Developers interested in participating in the hackathon did not have to wait until they were at the Dreamforce conference to begin coding their app. “We allowed people to start as soon as we made the announcement a few weeks ago,” Carlberg said. “But at Dreamforce, your whole team does have to check in and you do have to be present in order to claim your prize.” Carlberg said that developers who are participating in the hackathon are actually going to be allowed in the DevZone 24/7 on Monday and Tuesday of the conference. More information on the hackathon’s rules can be found here.

ELEVATE Developer Workshops

 

According to Carlberg, Dreamforce is really the culmination of a lot of effort that Salesforce.com does all year to reach developers, to engage with them, and to get them up and running on the Salesforce.com platform. He said one of the key components of that year-long effort is education. “As a technology and platform company, we work with developers by educating them,” Carlberg said. “We believe that education is the best way to help people understand the value of our platform. If we can help them be better developers, they’re pretty much naturally going to come over to our system.”

One of the ways in which they educate developers is through their ELEVATE Program, their year-round educational series of developer workshops held around the world. These workshops are publically available and they are announced on the company’s Developerforce website, according to Carlberg. “People can sign up [for these workshops] and we actually train them on things around the Salesforce platform, getting up and running in code, and creating mobile apps,” he explained.
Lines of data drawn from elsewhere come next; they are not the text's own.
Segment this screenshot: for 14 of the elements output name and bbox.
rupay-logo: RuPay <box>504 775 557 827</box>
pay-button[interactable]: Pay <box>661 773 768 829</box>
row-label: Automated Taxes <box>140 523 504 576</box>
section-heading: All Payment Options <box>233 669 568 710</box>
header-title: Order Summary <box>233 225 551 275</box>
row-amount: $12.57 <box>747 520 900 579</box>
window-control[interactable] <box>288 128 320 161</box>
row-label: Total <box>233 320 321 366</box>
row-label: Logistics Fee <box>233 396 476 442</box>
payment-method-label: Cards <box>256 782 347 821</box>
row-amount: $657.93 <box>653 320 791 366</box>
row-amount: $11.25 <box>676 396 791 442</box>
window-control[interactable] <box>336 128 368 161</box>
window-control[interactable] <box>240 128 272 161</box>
For example, on November 6, 2013 the company held one of their ELEVATE workshops in the United Kingdom for the first time. According to the company’s developer blog, this particular workshop’s Beginner track had developers not yet familiar with the Salesforce platform building cloud apps quickly by teaching them the basics of the Salesforce platform with step-by-step, hands-on tutorials. Developers already experienced in the Salesforce platform joined the Mobile track where they learned how to use the Salesforce Mobile SDK to develop and test a hybrid mobile app. The entire series of ELEVATE workshops have “turned out to be a great series of events,” Carlberg said, “and our developers just love it.”

Developerforce

 

Another way in which Salesforce.com educates developers is through all of the learning materials they provide on their Developerforce website. Developers can check out articles, cheat sheets, cookbooks, documentation, newsletters, technical libraries, Webinars and workbook tutorials, as well as browse message boards on various topics. “Everything we do in there is useful depending on where the developer is in their learning curve,” Carlberg explained. “Developers always have to learn new technology, they have to learn new things, that’s just the way it goes. Some pieces of information are really well-suited to people who are advanced users, intermediate users or beginner users.”

Force.com Workbooks

 

For beginner users, Carlberg said they have put something on the Developerforce website called The Force.com Workbook. He said developers who are brand new to Salesforce can go through it to learn how to use the platform. “We want people to be able to sit down and, in a series of short lessons, get to a level of comfort with what the platform does and how they can be productive on it,” he explained. Salesforce.com also provide workbooks that focus on very particular aspects of their technology. For example, they have a security-focused workbook as well as a design and user interface-focused workbook. “And if you’re somebody who wants to publish apps on [our] AppExchange,” Carlberg said, “we actually have a whole workbook that talks about how to do that, too.”